Statistical Distributions - Introduction
Introduction
In this section, you'll learn about different probability distributions!
It's all Stats!
You've already seen the value of descriptive statistics when doing exploratory data analysis. In this section, we're going to dive deeper into a range of statistical concepts. We're going to start by looking at discrete and continuous distributions and how you can use stem and leaf plots for visualizing distributions.
We're then going to look at a range of techniques for representing distributions - the Probability Mass Function, the Cumulative Distribution Function, and the Probability Density Function.
We're then going to dig a little deeper into the Normal/Gaussian distribution and the Standard Normal Distribution, before introducing the ideas of skewness and kurtosis that can be used to quantify how "un-normal" a given distribution is.
We'll then introduce the use cases for z-tables and p-values for describing statistical significance, and we'll finish off the section by looking at the "one-sample z test" - the most basic type of hypothesis test.

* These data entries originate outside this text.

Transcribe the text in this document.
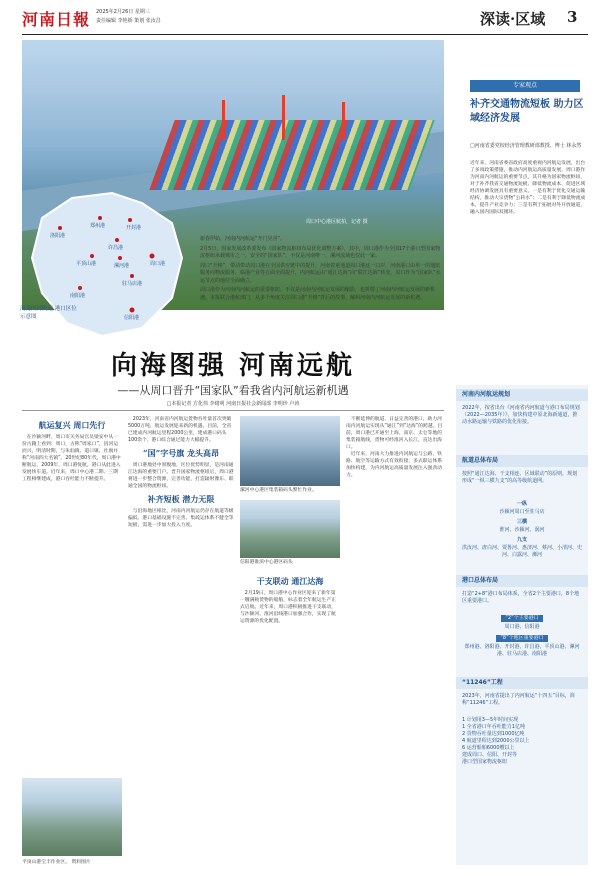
河南日報 2025年2月26日 星期三
责任编辑 李艳娇 策划 张汝昌	深读·区域 3
周口中心港区航拍，记者 摄
洛阳港
郑州港	开封港
许昌港
平顶山港	漯河港	周口港
驻马店港
南阳港
信阳港
河南内河航运 港口区位示意图

新春伊始，河南内河航运“开门见喜”。

2月5日，国家发展改革委发布《国家物流枢纽布局优化调整方案》，其中，周口港作为全国17个港口型国家物流枢纽承载城市之一，安全的“国家队”，不仅是河南唯一，漯河流域也仅此一家。

周口“升格”，带动带动周口港在全国供应链中的提升。河南着重通道周口港这一口岸，河南港口由单一的通航服务向物流服务、临港产业等方面全面提升，内河航运由“通江达海”向“联江达海”转变，周口作为“国家队”水运节点的地位全面确立。

周口港作为河南内河航运的重要枢纽，不仅是河南内河航运发展的缩影，也折射了河南内河航运发展的新机遇，本报联合港航部门，从多个角度关注周口港“升格”背后的故事，解码河南内河航运发展的新机遇。

专家观点
补齐交通物流短板 助力区域经济发展
□河南省委党校经济管理教研部教授、博士 林永然
近年来，河南省委省政府高度重视内河航运发展，出台了多项政策措施，推动内河航运高质量发展。周口港作为河南内河航运的重要节点，其升格为国家物流枢纽，对于补齐我省交通物流短板、降低物流成本、促进区域经济协调发展具有重要意义。一是有利于优化交通运输结构，推动大宗货物“公转水”；二是有利于降低物流成本，提升产业竞争力；三是有利于拓展对外开放通道，融入国内国际双循环。
向海图强 河南远航
——从周口晋升“国家队”看我省内河航运新机遇
□本报记者 方化伟 李绪明 河南日报社会新闻部 李明珍 卢涛
航运复兴 周口先行

在沙颍河畔，周口市关务局官员梁安中从一份古籍上看到：周口，古称“周家口”，因河运而兴，明清时期，与朱仙镇、道口镇、社旗并称“河南四大名镇”。20世纪80年代，周口港中断航运，2009年，周口港复航，港口从此进入发展快车道。近年来，周口中心港二期、三期工程相继建成，港口吞吐能力不断提升。

平顶山港宝丰作业区。 资料图片

2023年，河南省内河航运货物吞吐量首次突破5000万吨，航运发展迎来新的机遇。目前，全省已建成内河航运里程2000公里，建成港口码头100余个，港口综合通过能力大幅提升。

“国”字号旗 龙头高昂

周口港地处中原腹地，区位优势明显，是河南通江达海的重要门户。晋升国家物流枢纽后，周口港将进一步整合资源，完善功能，打造辐射豫东、联通全国的物流枢纽。

补齐短板 潜力无限

与沿海地区相比，河南内河航运仍存在航道等级偏低、港口基础设施不完善、集疏运体系不健全等短板，需进一步加大投入力度。

漯河中心港区集装箱码头繁忙作业。
信阳港淮滨中心港区码头
干支联动 通江达海

2月19日，周口港中心作业区迎来了新年第一艘满载货物的船舶，标志着全年航运生产正式启航。近年来，周口港积极推进干支联动，与沙颍河、淮河沿线港口加强合作，实现了航运资源的优化配置。

不断延伸的航道、日益完善的港口，助力河南内河航运实现从“通江”到“达海”的跨越。目前，周口港已开通至上海、南京、太仓等地的集装箱航线，货物可经淮河入长江，直达出海口。

近年来，河南大力推进内河航运与公路、铁路、航空等运输方式有效衔接，多式联运体系加快构建，为内河航运高质量发展注入强劲动力。

河南内河航运规划
2022年，按省出台《河南省内河航道与港口布局规划（2022—2035年）》，加快构建中原北海新通道，推动水路运输与铁路的优化衔接。
航道总体布局
按照“通江达海、干支相连、区域联动”的原则，规划形成“一纵三横九支”的高等级航道网。
一纵
沙颍河周口至驻马店
三横
淮河、沙颍河、涡河
九支
洪汝河、唐白河、贾鲁河、惠济河、蔡河、小清河、史河、白露河、浉河
港口总体布局
打造“2+8”港口布局体系，全省2个主要港口，8个地区重要港口。
“2”个主要港口
周口港、信阳港
“8”个地区重要港口
郑州港、洛阳港、开封港、许昌港、平顶山港、漯河港、驻马店港、南阳港
“11246”工程
2023年，河南省提出了内河航运“十四五”目标，简称“11246”工程。
1 计划用3—5年时间实现
1 全省港口年吞吐能力1亿吨
2 货物吞吐量达到1000亿吨
4 航道里程达到2000公里以上
6 运营船舶6000艘以上
建成周口、信阳、开封等
港口型国家物流枢纽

We'll finish up the distributions section by introducing the Exponential distribution. In some ways it can be thought of as the inverse of a Poisson distribution, allowing us to answer questions about the amount of time it might take before a given event occurs.
Summary
In this section, we're going to take a deeper dive into a range of foundational statistical concepts that we'll need as we start to dig into machine learning later in the course.